Qu’est-ce que le contrat social ?

Aujourd’hui, dans notre cours de praxéologie aléatomadaire, nous allons découvrir ce qu’est… le contrat social !

Le contrat social est la fiction juridico-fantaisiste supposée régir le fonctionnement global d’une société humaine. C’est un contrat de socialisation.

Qu’est-ce qu’un contrat ?
Un contrat est un accord volontaire entre deux personnes ou plus par lequel ces personnes s’échangent des quantités précises de leur souveraineté, autrement dit une partie des droits qu’ils ont sur leur domaine exclusif de liberté. Il peut y avoir transfert d’un élément du domaine exclusif ou permission d’usage d’un élément de ce domaine.

Exemples: échanger un demi-litre de sang frais contre quelques biscuits et la promesse que ce sang sera ensuite échangé auprès de quelqu’un qui en a besoin, échanger quelques morceaux de métal ronds et plats contre un sandwich (dont une partie ira constituer votre corps, et l’autre circulera dedans avant d’en sortir), échanger l’usage d’un appartement pendant une durée donnée contre des morceaux de papier colorés et difficiles à reproduire, échanger l’usage de votre réflexion et de vos muscles pendant une durée donnée contre encore plus de morceaux de papier colorés, etc…

Un contrat est l’expression d’une volonté commune: son application correspond à la volonté de chaque participant. Cela signifie que chaque participant a nécessairement le droit de rompre le contrat quand il le souhaite: dans ce cas l’échange en cours est interrompu, les transferts et les permissions que cet échange concerne sont annulées (on dit généralement que chacun « reprend ses billes »). En revanche un contrat terminé ne peut plus être rompu car il a déjà été exécuté en entier: dans ce monde on peut changer d’avis, mais pas revenir dans le temps. C’est ce qui arrive dans les transactions, dans lesquels il n’y a que des transferts, ou lorsque les périodes de permission d’usage échangées sont finies.

Exemples de ruptures de contrat:
0) Le locataire d’un appartement rompt son contrat de location, donc l’échange du mois en cours (usage de l’appartement ce mois-ci contre une somme d’argent donnée) est rompu. Bilan: le locataire n’a plus droit à l’usage de l’appartement et a en plus violé les droits du propriétaire sur la durée du mois, et si le loyer avait été payé en avance alors la somme versée appartient à nouveau au locataire: en la gardant le propriétaire viole les droits du locataire. Ces deux-là vont devoir faire arbitrer leur différent pour décider d’un nouvel accord, ponctuel, qui établira les compensations entre l’un et l’autre pour le bout de mois d’usage d’appartement et le loyer versé en avance.
1) M et Mme Lampion rompent leur contrat implicite de fidélité mutuelle: M. Lampion cesse de réserver à Mme Lampion, ce que j’appelerais l’usage récréatif exclusif d’une partie de son anatomie, et réciproquement. Dès lors l’un et l’autre peuvent à loisir se chamailler et demander réparation (ou compensation) pour la perte de leurs droits pendant toute la période de fidélité passée (compensations qui s’annuleront l’une contre l’autre, probablement).

Donc, un contrat peut être rompu à tout moment s’il cesse de correspondre aux désirs de celui qui l’a souscrit (mais dans ce cas, on se retrouve coupable d’avoir violé les droits de l’autre).
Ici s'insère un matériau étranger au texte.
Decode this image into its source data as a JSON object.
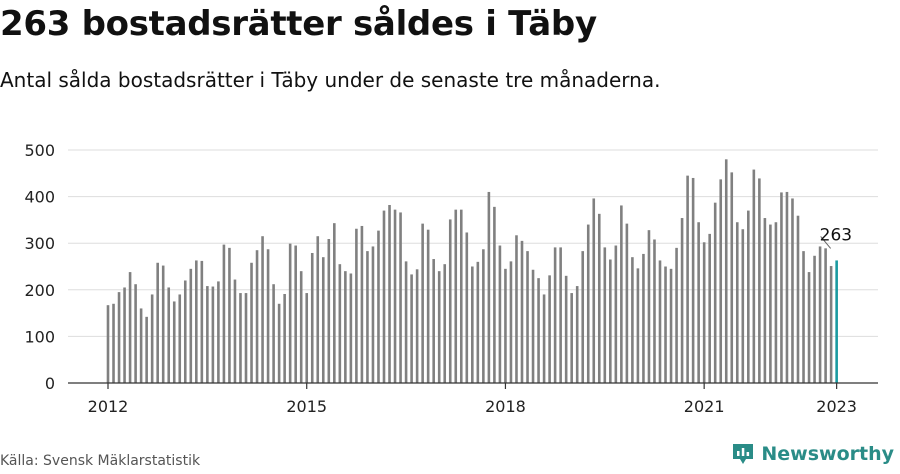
{
  "header": {
    "title": "263 bostadsrätter såldes i Täby",
    "subtitle": "Antal sålda bostadsrätter i Täby under de senaste tre månaderna."
  },
  "footer": {
    "source": "Källa: Svensk Mäklarstatistik",
    "brand": "Newsworthy"
  },
  "colors": {
    "bar": "#808080",
    "highlight": "#1a9aa0",
    "grid": "#dddddd",
    "brand": "#2a8c87"
  },
  "icons": {
    "brand": "bar-chart-logo-icon"
  },
  "chart_data": {
    "type": "bar",
    "start": "2012-01",
    "x_ticks": [
      "2012",
      "2015",
      "2018",
      "2021",
      "2023"
    ],
    "y_ticks": [
      "0",
      "100",
      "200",
      "300",
      "400",
      "500"
    ],
    "ylim": [
      0,
      500
    ],
    "grid": true,
    "highlight_label": "263",
    "values": [
      167,
      170,
      195,
      205,
      238,
      212,
      160,
      142,
      190,
      258,
      252,
      205,
      175,
      190,
      220,
      245,
      263,
      262,
      208,
      207,
      218,
      297,
      290,
      222,
      193,
      193,
      258,
      285,
      315,
      287,
      212,
      170,
      191,
      299,
      295,
      240,
      193,
      279,
      315,
      270,
      309,
      343,
      255,
      240,
      235,
      331,
      337,
      283,
      293,
      327,
      370,
      382,
      372,
      366,
      261,
      233,
      244,
      342,
      329,
      266,
      240,
      255,
      351,
      372,
      372,
      323,
      250,
      260,
      287,
      410,
      378,
      295,
      245,
      261,
      317,
      305,
      283,
      243,
      225,
      190,
      231,
      291,
      291,
      230,
      193,
      208,
      283,
      340,
      396,
      363,
      291,
      265,
      295,
      381,
      342,
      270,
      246,
      277,
      328,
      308,
      263,
      250,
      245,
      290,
      354,
      445,
      440,
      345,
      302,
      320,
      387,
      437,
      480,
      452,
      345,
      330,
      370,
      458,
      439,
      354,
      340,
      345,
      409,
      410,
      396,
      359,
      283,
      238,
      273,
      293,
      289,
      251,
      263
    ]
  }
}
C’est comme ça dans la vie: on a toujours le choix, mais les conséquences agréables ne sont pas garanties. D’ailleurs, si vous voulez des garanties, vous pouvez en avoir de meilleures (quoique pas parfaites) en établissant un second contrat qui stipule les conditions de rupture du premier contrat, un peu comme un arbitrage déjà tout prémâché pour régler les compensations des uns et des autres (d’ailleurs, on appelle ça une « clause compensatoire », dans l’métier).

Alors, le « contrat social » est-il vraiment un contrat ? Oui, car c’est un accord d’échange de vos biens, de divers usages exclusifs de votre propre corps et de votre temps de vie, avec les autres. Comme n’importe quel contrat, il peut être rompu dès que vous le souhaitez, d’ailleurs ceux qui insistent pour vous maintenir lié par ce contrat contre votre volonté ne sont ni plus ni moins que des esclavagistes et des menteurs: peut-on imaginer sérieusement qu’il soit juste qu’on oblige un travailleur à continuer de venir à l’usine s’il ne souhaite plus exercer ce métier ?
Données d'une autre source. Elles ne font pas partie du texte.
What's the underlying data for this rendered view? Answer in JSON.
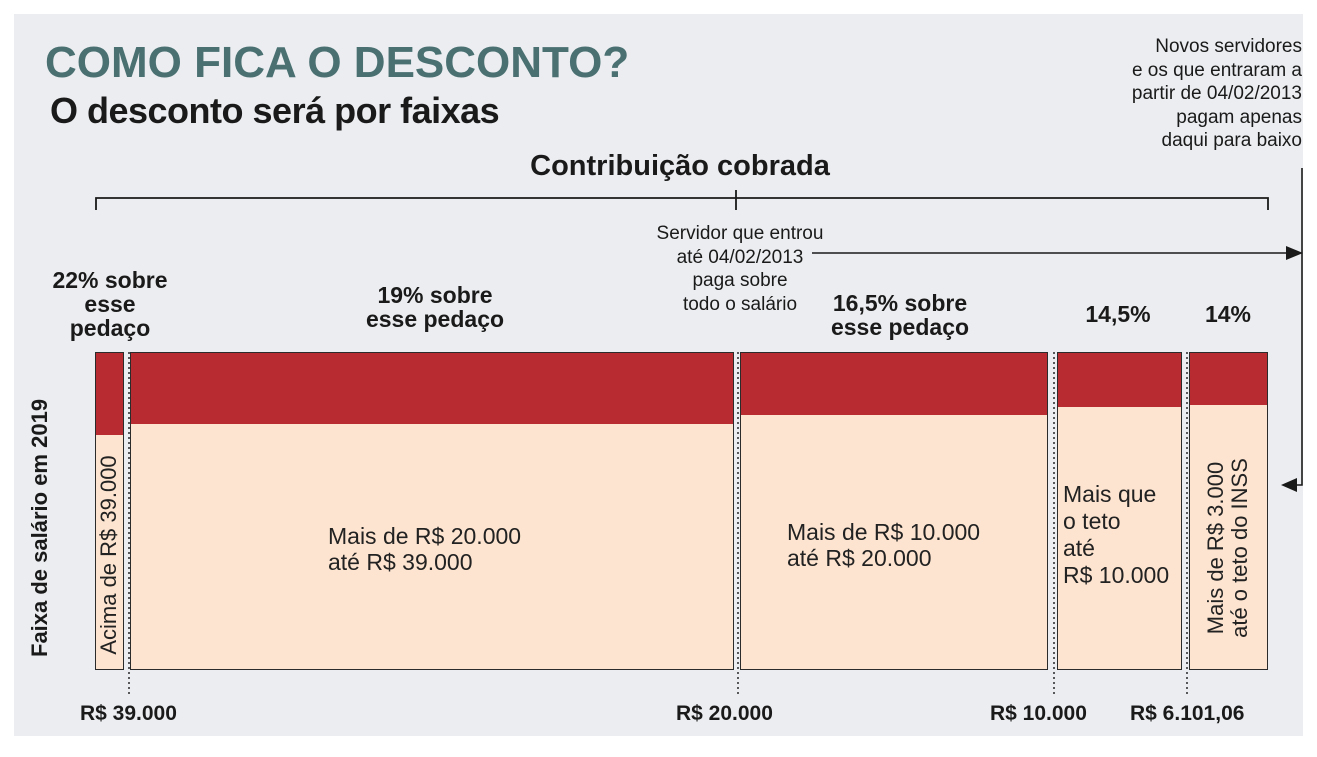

Mais, le contrat social interdit d’en sortir…

Et alors ? Si le contrat social est rompu, vous n’êtes plus concerné par toute clause qui interdit de le rompre: une telle clause est sans effet, par définition. Mais il faudra quand même faire face aux conséquences de la rupture: la société sera en position d’exiger compensation pour les usages que vous avez fait des domaines exclusifs des autres membres de la société à travers le contrat social, et pour les biens qu’ils vous ont fourni, de même que vous serez en position de réclamer compensation pour ce qui vous a été pris. En général, pour un citoyen ordinaire, le total est à son avantage, et au désavantage de la société – puisque la société prend plus qu’elle ne redistribue afin de faire vivre tout un tas de parasites occupés à faire des choses destructives, qu’on appelle « hommes de l’état » – tandis que pour un esclavagiste de l’état c’est le contraire (imaginez un peu la compensation, chiffrable en MILLIARDS d’euro, que devrait notre Président El Chi à nous tous…).
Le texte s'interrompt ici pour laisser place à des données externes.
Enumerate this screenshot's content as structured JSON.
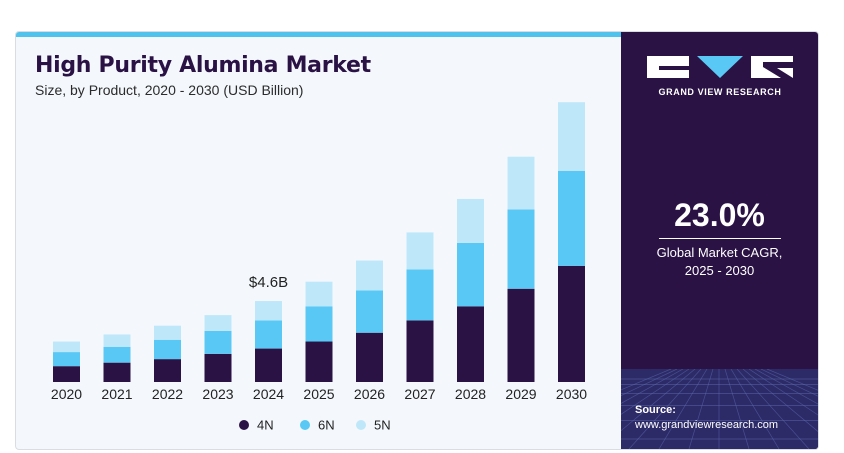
{
  "header": {
    "title": "High Purity Alumina Market",
    "subtitle": "Size, by Product, 2020 - 2030 (USD Billion)"
  },
  "chart_data": {
    "type": "bar",
    "stacked": true,
    "categories": [
      "2020",
      "2021",
      "2022",
      "2023",
      "2024",
      "2025",
      "2026",
      "2027",
      "2028",
      "2029",
      "2030"
    ],
    "series": [
      {
        "name": "4N",
        "color": "#2a1245",
        "values": [
          0.9,
          1.1,
          1.3,
          1.6,
          1.9,
          2.3,
          2.8,
          3.5,
          4.3,
          5.3,
          6.6
        ]
      },
      {
        "name": "6N",
        "color": "#5ac8f5",
        "values": [
          0.8,
          0.9,
          1.1,
          1.3,
          1.6,
          2.0,
          2.4,
          2.9,
          3.6,
          4.5,
          5.4
        ]
      },
      {
        "name": "5N",
        "color": "#bfe7fa",
        "values": [
          0.6,
          0.7,
          0.8,
          0.9,
          1.1,
          1.4,
          1.7,
          2.1,
          2.5,
          3.0,
          3.9
        ]
      }
    ],
    "annotations": [
      {
        "category": "2024",
        "text": "$4.6B"
      }
    ],
    "legend_position": "bottom-center",
    "grid": false
  },
  "sidebar": {
    "brand": "GRAND VIEW RESEARCH",
    "cagr_value": "23.0%",
    "cagr_label_line1": "Global Market CAGR,",
    "cagr_label_line2": "2025 - 2030",
    "source_label": "Source:",
    "source_url": "www.grandviewresearch.com"
  }
}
Autrement dit, pour rompre le contrat social, il vaut mieux pouvoir faire face aux conséquences, à moins de négocier la sortie: on passe alors d’un contrat social à « durée indéterminée », à un contrat social « light » ponctuel, qui sert de « solde de tout compte ». Pour plus de détails sur cette renégociation du contrat social, lire ceci.

Pour ma part, je peux raisonnablement accepter l’idée que mes parents m’ont fait souscrire au contrat social de la société dans laquelle ils vivent lorsque j’étais trop jeune pour protester. Maintenant que je suis en mesure d’exercer tous mes droits, c’est mon problème de « solder » l’affaire, et je pense sérieusement à garder mes propres enfants en dehors de ce contrat social. Problème: dois-je rompre le contrat social avant de faire des enfants, pour leur éviter d’y tomber eux aussi ? Postez votre avis dans les commentaires !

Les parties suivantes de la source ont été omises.